I have a table which looks like:
Col A | Col b |
---|---|
a | 2,3,4,5 |
a | 3,5,6,7,8 |
b | 1,2,4 |
b | 3,5,7 |
I want to aggregate this table by Col A. The output should look like the following:
Col A | Col b |
---|---|
a | 2,3,4,5,6,7,8 |
b | 1,2,3,4,5,7 |
Please guide me on how I get the desirable output in R?
CodePudding user response:
Assuming the Col.b
is a string column as in
quux <- structure(list(Col.A = c("a", "a", "b", "b"), Col.b = c("2,3,4,5", "3,5,6,7,8", "1,2,4", "3,5,7")), class = "data.frame", row.names = c(NA, -4L))
then we can do
library(dplyr)
quux %>%
group_by(Col.A) %>%
summarize(Col.b = paste(unique(unlist(strsplit(Col.b, ","))), collapse = ","))
# # A tibble: 2 × 2
# Col.A Col.b
# <chr> <chr>
# 1 a 2,3,4,5,6,7,8
# 2 b 1,2,4,3,5,7
If it is instead a list-column, as in
quux <- structure(list(Col.A = c("a", "a", "b", "b"), Col.b = list(c("2", "3", "4", "5"), c("3", "5", "6", "7", "8"), c("1", "2", "4"), c("3", "5", "7"))), row.names = c(NA, -4L), class = "data.frame")
quux
# Col.A Col.b
# 1 a 2, 3, 4, 5
# 2 a 3, 5, 6, 7, 8
# 3 b 1, 2, 4
# 4 b 3, 5, 7
then we can do
library(dplyr)
quux %>%
group_by(Col.A) %>%
summarize(Col.b = list(unique(unlist(Col.b)))) %>%
as.data.frame()
# Col.A Col.b
# 1 a 2, 3, 4, 5, 6, 7, 8
# 2 b 1, 2, 4, 3, 5, 7
The trailing %>% as.data.frame()
is not at all required, it is provided solely to demonstrate what Col.b
now contains. Without it, it looks like this, which is value-wise equivalent:
quux %>%
group_by(Col.A) %>%
summarize(Col.b = list(unique(unlist(Col.b))))
# # A tibble: 2 × 2
# Col.A Col.b
# <chr> <list>
# 1 a <chr [7]>
# 2 b <chr [6]>
CodePudding user response:
One way is to use separate_rows
to split and aggregate back toString
on the unique sorted values, i.e.
library(dplyr)
library(tidyr)
df %>%
separate_rows(Colb, sep = ',') %>%
group_by(ColA) %>%
summarise(Colb = toString(sort(unique(Colb))))
# A tibble: 2 × 2
ColA Colb
<chr> <chr>
1 a 2, 3, 4, 5, 6, 7, 8
2 b 1, 2, 3, 4, 5, 7
DATA
dput(df)
structure(list(ColA = c("a", "a", "b", "b"), Colb = c("2,3,4,5",
"3,5,6,7,8", "1,2,4", "3,5,7")), class = "data.frame", row.names = c(NA,
-4L))
CodePudding user response:
Using base, split on ColA, then split strings by comma, then get unique values, finally paste it back and convert it to dataframe:
stack(lapply(split(df$Colb, df$ColA), function(i){
paste(unique(unlist(strsplit(i, ","))), collapse = ",")
}))
# values ind
# 1 2,3,4,5,6,7,8 a
# 2 1,2,4,3,5,7 b
CodePudding user response:
> dat <- data.table::data.table(a = c('a', 'a', 'b', 'b'), b = c('2,3,4,5', '3,5,6,7,8', '1,2,4', '3,5,7'))
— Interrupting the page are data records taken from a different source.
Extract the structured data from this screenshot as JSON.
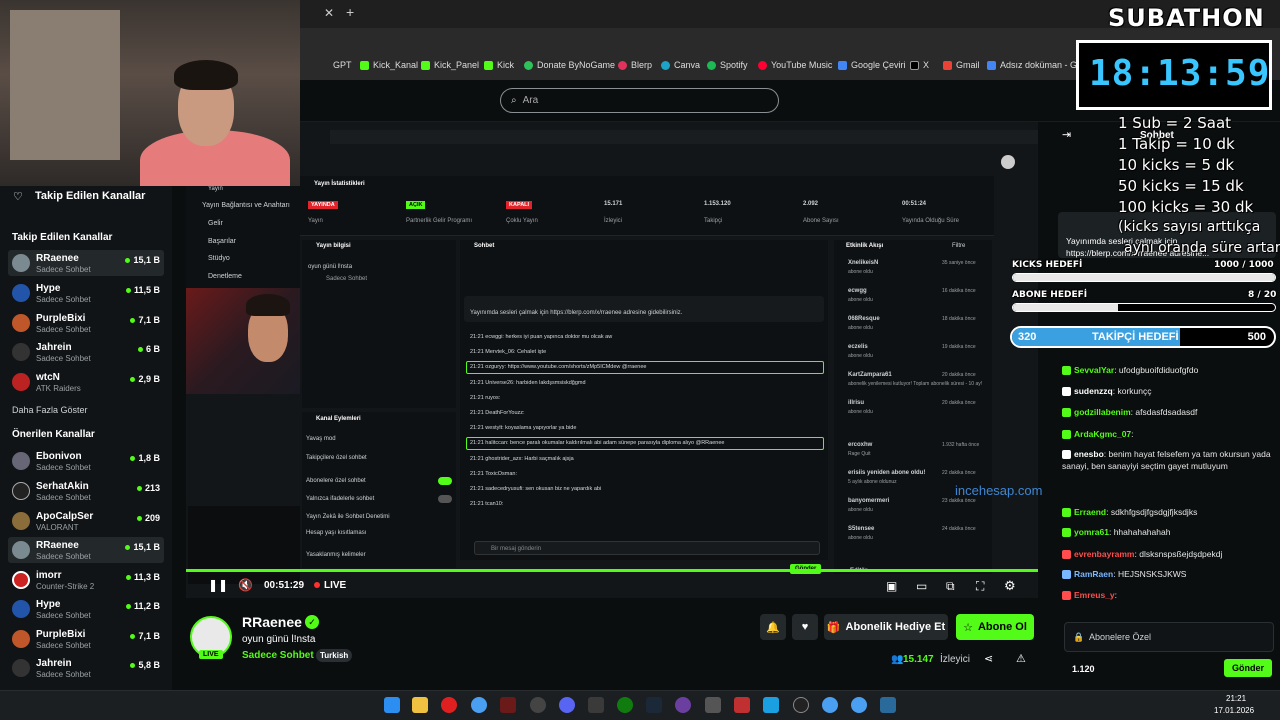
{
  "browser": {
    "new_tab": "+",
    "bookmarks": [
      "GPT",
      "Kick_Kanal",
      "Kick_Panel",
      "Kick",
      "Donate ByNoGame",
      "Blerp",
      "Canva",
      "Spotify",
      "YouTube Music",
      "Google Çeviri",
      "X",
      "Gmail",
      "Adsız doküman - G..."
    ]
  },
  "search": {
    "placeholder": "Ara"
  },
  "sidebar": {
    "followed_title": "Takip Edilen Kanallar",
    "followed_header": "Takip Edilen Kanallar",
    "followed": [
      {
        "name": "RRaenee",
        "category": "Sadece Sohbet",
        "viewers": "15,1 B"
      },
      {
        "name": "Hype",
        "category": "Sadece Sohbet",
        "viewers": "11,5 B"
      },
      {
        "name": "PurpleBixi",
        "category": "Sadece Sohbet",
        "viewers": "7,1 B"
      },
      {
        "name": "Jahrein",
        "category": "Sadece Sohbet",
        "viewers": "6 B"
      },
      {
        "name": "wtcN",
        "category": "ATK Raiders",
        "viewers": "2,9 B"
      }
    ],
    "more": "Daha Fazla Göster",
    "recommended_header": "Önerilen Kanallar",
    "recommended": [
      {
        "name": "Ebonivon",
        "category": "Sadece Sohbet",
        "viewers": "1,8 B"
      },
      {
        "name": "SerhatAkin",
        "category": "Sadece Sohbet",
        "viewers": "213"
      },
      {
        "name": "ApoCalpSer",
        "category": "VALORANT",
        "viewers": "209"
      },
      {
        "name": "RRaenee",
        "category": "Sadece Sohbet",
        "viewers": "15,1 B"
      },
      {
        "name": "imorr",
        "category": "Counter-Strike 2",
        "viewers": "11,3 B"
      },
      {
        "name": "Hype",
        "category": "Sadece Sohbet",
        "viewers": "11,2 B"
      },
      {
        "name": "PurpleBixi",
        "category": "Sadece Sohbet",
        "viewers": "7,1 B"
      },
      {
        "name": "Jahrein",
        "category": "Sadece Sohbet",
        "viewers": "5,8 B"
      }
    ]
  },
  "dashboard": {
    "menu": [
      "Yayın",
      "Yayın Bağlantısı ve Anahtarı",
      "Gelir",
      "Başarılar",
      "Stüdyo",
      "Denetleme"
    ],
    "stats_title": "Yayın İstatistikleri",
    "stats": [
      {
        "value": "YAYINDA",
        "label": "Yayın"
      },
      {
        "value": "AÇIK",
        "label": "Partnerlik Gelir Programı"
      },
      {
        "value": "KAPALI",
        "label": "Çoklu Yayın"
      },
      {
        "value": "15.171",
        "label": "İzleyici"
      },
      {
        "value": "1.153.120",
        "label": "Takipçi"
      },
      {
        "value": "2.092",
        "label": "Abone Sayısı"
      },
      {
        "value": "00:51:24",
        "label": "Yayında Olduğu Süre"
      }
    ],
    "info_title": "Yayın bilgisi",
    "info_stream_title": "oyun günü l!nsta",
    "info_category": "Sadece Sohbet",
    "chat_title": "Sohbet",
    "pinned": "Yayınımda sesleri çalmak için https://blerp.com/x/rraenee adresine gidebilirsiniz.",
    "chat": [
      "21:21 ecwggi: herkes iyi puan yapınca doktor mu olcak aw",
      "21:21 Mervtek_06: Cehalet işte",
      "21:21 ozguryy: https://www.youtube.com/shorts/zMp5ICMdew @rraenee",
      "21:21 Universe26: harbiden lakdşsmsiskdğgmd",
      "21:21 ruyos:",
      "21:21 DeathForYouzz:",
      "21:21 westylt: koyaslama yapıyorlar ya bide",
      "21:21 halitccan: bence paralı okumalar kaldırılmalı abi adam sünepe parasıyla diploma alıyo @RRaenee",
      "21:21 ghostrider_azx: Harbi saçmalık ajsja",
      "21:21 ToxicOsman:",
      "21:21 sadecedryusufi: sen okusan biz ne yapardık abi",
      "21:21 tcan10:"
    ],
    "chat_input": "Bir mesaj gönderin",
    "send": "Gönder",
    "actions_title": "Kanal Eylemleri",
    "actions": [
      "Yavaş mod",
      "Takipçilere özel sohbet",
      "Abonelere özel sohbet",
      "Yalnızca ifadelerle sohbet",
      "Yayın Zekâ ile Sohbet Denetimi",
      "Hesap yaşı kısıtlaması",
      "Yasaklanmış kelimeler"
    ],
    "activity_title": "Etkinlik Akışı",
    "activity_filter": "Filtre",
    "activity": [
      {
        "name": "XnelikeisN",
        "sub": "abone oldu",
        "time": "35 saniye önce"
      },
      {
        "name": "ecwgg",
        "sub": "abone oldu",
        "time": "16 dakika önce"
      },
      {
        "name": "068Resque",
        "sub": "abone oldu",
        "time": "18 dakika önce"
      },
      {
        "name": "eczelis",
        "sub": "abone oldu",
        "time": "19 dakika önce"
      },
      {
        "name": "KartZampara61",
        "sub": "abonelik yenilemesi kutluyor! Toplam abonelik süresi - 10 ay!",
        "time": "20 dakika önce"
      },
      {
        "name": "illrisu",
        "sub": "abone oldu",
        "time": "20 dakika önce"
      },
      {
        "name": "ercoxhw",
        "sub": "Rage Quit",
        "time": "1.932 hafta önce"
      },
      {
        "name": "erisiis yeniden abone oldu!",
        "sub": "5 aylık abone oldunuz",
        "time": "22 dakika önce"
      },
      {
        "name": "banyomermeri",
        "sub": "abone oldu",
        "time": "23 dakika önce"
      },
      {
        "name": "S5tensee",
        "sub": "abone oldu",
        "time": "24 dakika önce"
      }
    ],
    "editor": "Editör",
    "watermark": "incehesap.com"
  },
  "player": {
    "time": "00:51:29",
    "live": "LIVE"
  },
  "channel": {
    "name": "RRaenee",
    "title": "oyun günü l!nsta",
    "category": "Sadece Sohbet",
    "tag": "Turkish",
    "avatar_badge": "LIVE",
    "gift": "Abonelik Hediye Et",
    "subscribe": "Abone Ol",
    "viewers": "15.147",
    "viewers_label": "İzleyici"
  },
  "chat": {
    "header": "Sohbet",
    "pinned_line1": "Yayınımda sesleri çalmak için",
    "pinned_line2": "https://blerp.com/x/rraenee adresine...",
    "messages": [
      {
        "user": "SevvalYar",
        "text": "ufodgbuoifdiduofgfdo",
        "color": "#53fc18"
      },
      {
        "user": "sudenzzq",
        "text": "korkunçç",
        "color": "#ffffff"
      },
      {
        "user": "godzillabenim",
        "text": "afsdasfdsadasdf",
        "color": "#53fc18"
      },
      {
        "user": "ArdaKgmc_07",
        "text": "",
        "color": "#53fc18"
      },
      {
        "user": "enesbo",
        "text": "benim hayat felsefem ya tam okursun yada sanayi, ben sanayiyi seçtim gayet mutluyum",
        "color": "#ffffff"
      },
      {
        "user": "Erraend",
        "text": "sdkhfgsdjfgsdgjfjksdjks",
        "color": "#53fc18"
      },
      {
        "user": "yomra61",
        "text": "hhahahahahah",
        "color": "#53fc18"
      },
      {
        "user": "evrenbayramm",
        "text": "dlsksnspsßejdşdpekdj",
        "color": "#ff4d4d"
      },
      {
        "user": "RamRaen",
        "text": "HEJSNSKSJKWS",
        "color": "#7ab8ff"
      },
      {
        "user": "Emreus_y",
        "text": "",
        "color": "#ff4d4d"
      }
    ],
    "input_placeholder": "Abonelere Özel",
    "points": "1.120",
    "send": "Gönder"
  },
  "overlay": {
    "subathon": "SUBATHON",
    "timer": "18:13:59",
    "rules": [
      "1 Sub = 2 Saat",
      "1 Takip = 10 dk",
      "10 kicks = 5 dk",
      "50 kicks = 15 dk",
      "100 kicks = 30 dk"
    ],
    "note_line1": "(kicks sayısı arttıkça",
    "note_line2": "aynı oranda süre artar)",
    "goals": [
      {
        "label": "KICKS HEDEFİ",
        "current": "1000",
        "target": "1000",
        "fraction": 1.0
      },
      {
        "label": "ABONE HEDEFİ",
        "current": "8",
        "target": "20",
        "fraction": 0.4
      },
      {
        "label": "TAKİPÇİ HEDEFİ",
        "current": "320",
        "target": "500",
        "fraction": 0.64
      }
    ]
  },
  "taskbar": {
    "time": "21:21",
    "date": "17.01.2026"
  }
}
> dat <- dat[, .(bc = paste0(b, collapse = ',')), by = .(a)]
> dat$bs <- mapply(paste0, mapply(unique, (mapply(strsplit, dat$bc, split = ','))), collapse = ',')
> dat
a bc bs
1: a 2,3,4,5,3,5,6,7,8 2,3,4,5,6,7,8
2: b 1,2,4,3,5,7 1,2,4,3,5,7
> dat$bs
[1] "2,3,4,5,6,7,8" "1,2,4,3,5,7"